Artigo

Internet e apropriação

Atualizada em 11/10/2022 às 12h21

A internet é uma grande caixa de ressonância, permitam-me um velho chavão, de bobagens bem como é evidência da imensa capacidade do ser humano de produzi-las em escala industrial. Serve do mesmo modo para transmitir ao imenso mercado consumir dessa mercadoria boba, por assim dizer, histórias edificantes sobre a vida cristã, ao estilo, mas de natureza diversa, de um gênero literário bastante difundido nos séculos XII e XIII, conhecido com “exemplum”, cuja seleta hagiográfica mais famosa é a “Legenda áurea”, de Jacopo de Varazze, dominicano. Ele desejava dar a seus companheiros de hábito subsídios para seus sermões. Dela, há uma excelente edição, pela Companhia das Letras, de 2003, com o subtítulo “a vida dos santos”, tradução direta do latim e notas de Hilário Franco Júnior.

Pois bem, forma popularesca do “exemplum” aparece na internet a toda hora, em especial nos grupos de Whatsapp, cheia de variados conselhos sobre o comportamento desejável de verdadeiros cristãos. Aí, aparecem histórias modelo sobre como não desperdiçar a própria vida no pecado, garantir um lugar no paraíso e muito mais. Os grupos, que pretendem ser temáticos, acabam se transformando em meio de fazer proselitismo religioso. Já saí de alguns na ponta dos pés, por causa dessas não solicitadas exortações a uma vida santa. Eu já sou um santo certificado por suportá-las por tempo demais!

Mas é no campo político da Grande Rede que a coisa fica feia. Esse é o território bravio da mentira, hoje em dia conhecida como fake. Evidente, nela se encontra muita coisa boa, mas é preciso cuidado com as fontes. Se a sua for um tal de jornal da cidade on line, as possibilidades são de a notícia não valer uma moeda furada de centavo de real, ou menos ainda. Outro dia, li uma notícia sobre suposta manifestação, no dia seguinte, na porta da TV Globo, de seus empregados, contrária a uma conspiração da emissora contra o governo Bolsonaro, conhecido, governo e seu chefe, pela paranoia ativista, excluída a passivista. Era o fim da Rede. Pois não houve a tal manifestação nem se leu explicação nenhuma acerca do motivo de não ter ocorrido.
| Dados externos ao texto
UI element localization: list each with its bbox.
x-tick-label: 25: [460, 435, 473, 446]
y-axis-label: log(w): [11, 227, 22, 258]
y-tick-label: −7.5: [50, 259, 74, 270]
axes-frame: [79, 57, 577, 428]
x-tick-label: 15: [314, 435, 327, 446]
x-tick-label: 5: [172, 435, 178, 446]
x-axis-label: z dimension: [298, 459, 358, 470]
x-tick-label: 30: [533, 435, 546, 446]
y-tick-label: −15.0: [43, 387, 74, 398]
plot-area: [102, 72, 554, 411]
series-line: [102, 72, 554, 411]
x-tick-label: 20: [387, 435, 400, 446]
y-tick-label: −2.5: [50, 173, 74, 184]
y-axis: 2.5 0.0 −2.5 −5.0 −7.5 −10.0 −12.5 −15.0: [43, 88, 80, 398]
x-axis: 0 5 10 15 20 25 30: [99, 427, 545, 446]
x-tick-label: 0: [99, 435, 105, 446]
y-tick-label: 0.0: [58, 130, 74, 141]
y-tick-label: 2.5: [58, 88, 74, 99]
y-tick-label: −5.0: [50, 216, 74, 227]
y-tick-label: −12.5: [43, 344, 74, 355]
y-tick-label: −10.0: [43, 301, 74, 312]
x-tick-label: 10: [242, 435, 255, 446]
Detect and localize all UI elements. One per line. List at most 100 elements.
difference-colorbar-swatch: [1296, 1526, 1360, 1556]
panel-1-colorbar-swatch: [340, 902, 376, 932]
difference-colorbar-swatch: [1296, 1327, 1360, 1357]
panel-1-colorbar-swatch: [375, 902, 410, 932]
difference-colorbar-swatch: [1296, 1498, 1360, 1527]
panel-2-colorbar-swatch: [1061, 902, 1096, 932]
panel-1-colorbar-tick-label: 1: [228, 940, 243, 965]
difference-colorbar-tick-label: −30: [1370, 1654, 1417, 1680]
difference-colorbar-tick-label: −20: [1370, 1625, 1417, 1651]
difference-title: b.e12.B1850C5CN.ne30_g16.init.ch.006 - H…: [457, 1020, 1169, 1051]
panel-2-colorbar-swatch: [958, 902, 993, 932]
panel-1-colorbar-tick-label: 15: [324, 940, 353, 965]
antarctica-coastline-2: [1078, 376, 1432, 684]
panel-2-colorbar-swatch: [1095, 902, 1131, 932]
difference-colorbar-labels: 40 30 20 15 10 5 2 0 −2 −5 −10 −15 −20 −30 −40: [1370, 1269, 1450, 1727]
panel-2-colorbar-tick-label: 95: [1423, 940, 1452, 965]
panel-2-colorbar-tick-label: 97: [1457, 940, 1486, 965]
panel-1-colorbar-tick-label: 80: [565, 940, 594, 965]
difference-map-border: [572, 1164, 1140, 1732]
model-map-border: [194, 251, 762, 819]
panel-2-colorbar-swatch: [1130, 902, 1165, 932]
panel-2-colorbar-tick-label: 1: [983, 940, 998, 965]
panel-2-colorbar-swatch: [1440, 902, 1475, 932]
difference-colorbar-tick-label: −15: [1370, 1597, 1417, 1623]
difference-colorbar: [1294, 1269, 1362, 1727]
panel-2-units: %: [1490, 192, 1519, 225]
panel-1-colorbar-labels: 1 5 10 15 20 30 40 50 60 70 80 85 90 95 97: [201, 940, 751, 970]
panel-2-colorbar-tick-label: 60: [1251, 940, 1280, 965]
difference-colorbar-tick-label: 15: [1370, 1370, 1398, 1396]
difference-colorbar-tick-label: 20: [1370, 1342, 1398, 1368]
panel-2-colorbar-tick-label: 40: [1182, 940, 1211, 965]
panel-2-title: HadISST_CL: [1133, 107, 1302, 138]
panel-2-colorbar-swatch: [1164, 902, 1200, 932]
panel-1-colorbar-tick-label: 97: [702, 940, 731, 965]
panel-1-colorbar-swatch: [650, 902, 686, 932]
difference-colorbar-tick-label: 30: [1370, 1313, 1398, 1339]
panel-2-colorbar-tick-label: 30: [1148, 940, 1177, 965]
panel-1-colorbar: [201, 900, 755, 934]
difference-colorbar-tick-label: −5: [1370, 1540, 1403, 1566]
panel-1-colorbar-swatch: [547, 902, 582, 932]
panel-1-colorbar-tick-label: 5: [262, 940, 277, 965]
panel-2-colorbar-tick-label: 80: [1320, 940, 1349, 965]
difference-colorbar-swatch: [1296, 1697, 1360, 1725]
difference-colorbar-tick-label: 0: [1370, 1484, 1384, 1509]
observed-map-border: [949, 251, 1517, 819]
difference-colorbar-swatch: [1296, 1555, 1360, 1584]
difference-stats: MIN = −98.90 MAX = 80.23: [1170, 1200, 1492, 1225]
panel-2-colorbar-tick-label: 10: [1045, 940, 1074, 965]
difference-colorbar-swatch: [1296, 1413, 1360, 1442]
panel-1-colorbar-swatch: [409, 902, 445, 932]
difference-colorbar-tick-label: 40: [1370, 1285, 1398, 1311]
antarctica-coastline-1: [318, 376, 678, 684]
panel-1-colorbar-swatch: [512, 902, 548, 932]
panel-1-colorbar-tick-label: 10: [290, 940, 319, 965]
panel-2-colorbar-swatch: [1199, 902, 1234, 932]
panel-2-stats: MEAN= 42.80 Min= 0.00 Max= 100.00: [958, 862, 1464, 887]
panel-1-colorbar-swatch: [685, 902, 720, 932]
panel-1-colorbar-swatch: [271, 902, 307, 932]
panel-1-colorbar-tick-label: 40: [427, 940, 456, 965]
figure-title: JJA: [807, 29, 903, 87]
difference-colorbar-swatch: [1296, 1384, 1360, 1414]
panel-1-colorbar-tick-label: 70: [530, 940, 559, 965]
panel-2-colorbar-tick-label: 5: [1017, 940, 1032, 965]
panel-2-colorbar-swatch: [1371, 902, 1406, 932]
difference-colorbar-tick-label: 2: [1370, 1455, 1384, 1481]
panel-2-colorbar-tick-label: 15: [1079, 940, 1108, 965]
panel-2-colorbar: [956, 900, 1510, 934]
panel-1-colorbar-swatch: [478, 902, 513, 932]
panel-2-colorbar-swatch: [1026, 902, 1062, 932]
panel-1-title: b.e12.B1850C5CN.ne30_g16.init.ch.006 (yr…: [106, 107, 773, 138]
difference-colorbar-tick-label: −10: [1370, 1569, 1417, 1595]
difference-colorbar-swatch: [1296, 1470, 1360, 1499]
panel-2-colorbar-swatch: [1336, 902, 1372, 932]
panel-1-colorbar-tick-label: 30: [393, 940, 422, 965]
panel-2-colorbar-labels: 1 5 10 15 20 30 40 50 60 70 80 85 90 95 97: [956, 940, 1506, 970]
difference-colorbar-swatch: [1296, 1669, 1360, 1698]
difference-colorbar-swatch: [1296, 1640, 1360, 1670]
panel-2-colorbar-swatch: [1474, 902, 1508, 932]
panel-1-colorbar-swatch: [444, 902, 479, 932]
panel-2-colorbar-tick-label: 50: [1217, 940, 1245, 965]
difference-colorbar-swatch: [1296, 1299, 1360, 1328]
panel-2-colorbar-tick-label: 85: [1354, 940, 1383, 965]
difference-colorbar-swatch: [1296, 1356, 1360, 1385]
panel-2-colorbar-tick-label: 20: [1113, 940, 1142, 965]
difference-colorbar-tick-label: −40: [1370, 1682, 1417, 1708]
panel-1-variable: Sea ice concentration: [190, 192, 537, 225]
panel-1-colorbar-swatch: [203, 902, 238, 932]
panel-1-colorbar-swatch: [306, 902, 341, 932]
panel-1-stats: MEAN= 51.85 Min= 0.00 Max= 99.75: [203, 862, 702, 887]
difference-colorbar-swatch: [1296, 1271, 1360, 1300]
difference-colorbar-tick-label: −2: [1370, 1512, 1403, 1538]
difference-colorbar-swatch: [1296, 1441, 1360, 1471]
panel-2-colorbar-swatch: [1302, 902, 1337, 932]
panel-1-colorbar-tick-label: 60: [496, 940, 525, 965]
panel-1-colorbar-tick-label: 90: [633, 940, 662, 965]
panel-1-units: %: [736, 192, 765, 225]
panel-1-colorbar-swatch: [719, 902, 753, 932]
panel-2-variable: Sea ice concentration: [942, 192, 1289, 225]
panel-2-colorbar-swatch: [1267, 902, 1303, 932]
A bobagem número 1, porém, a minha favorita, é a da “apropriação cultural”, classificação sujeita, ainda, a avaliação de grupo especializado no assunto, criado por mim. De acordo com aquele princípio, qualquer manifestação cultural de um povo só pode ter expressão ali, na comunidade ou na sociedade onde gestada. Fora dela, em outro agrupamento humano, é apropriação cultural indevida. O leitor perceberá imediatamente que tal ideia encobre o desejo privar os brasileiros do futebol, sim, do futebol, como também de muitas outras coisas, pelas quais nosso povo é capaz de matar e morrer.

Fácil de ver. Como o conhecemos hoje, o esporte bretão (assim ele se chamava antes de ser apropriado) foi inventado onde? Na Inglaterra. No início, quando Charles Miller o trouxe para o Brasil, era praticado pela elite brasileira, signifique “elite” qualquer coisa, menos ser pobre. Outo dia, um elitista me disse muito irritado: “Não é que os pretos e pobres foram, no decorrer dos anos, tomando conta devagarzinho do futebol, dele se apropriando descaradamente, a fim de ascender socialmente, parecendo ele ser hoje coisa genuinamente brasileira? Pois uma apropriação gigantesca como essa não deveria ser permitida. Devolvam esse pessoal a seus lugares e deixem as elites tomar conta do esporte legitimamente”.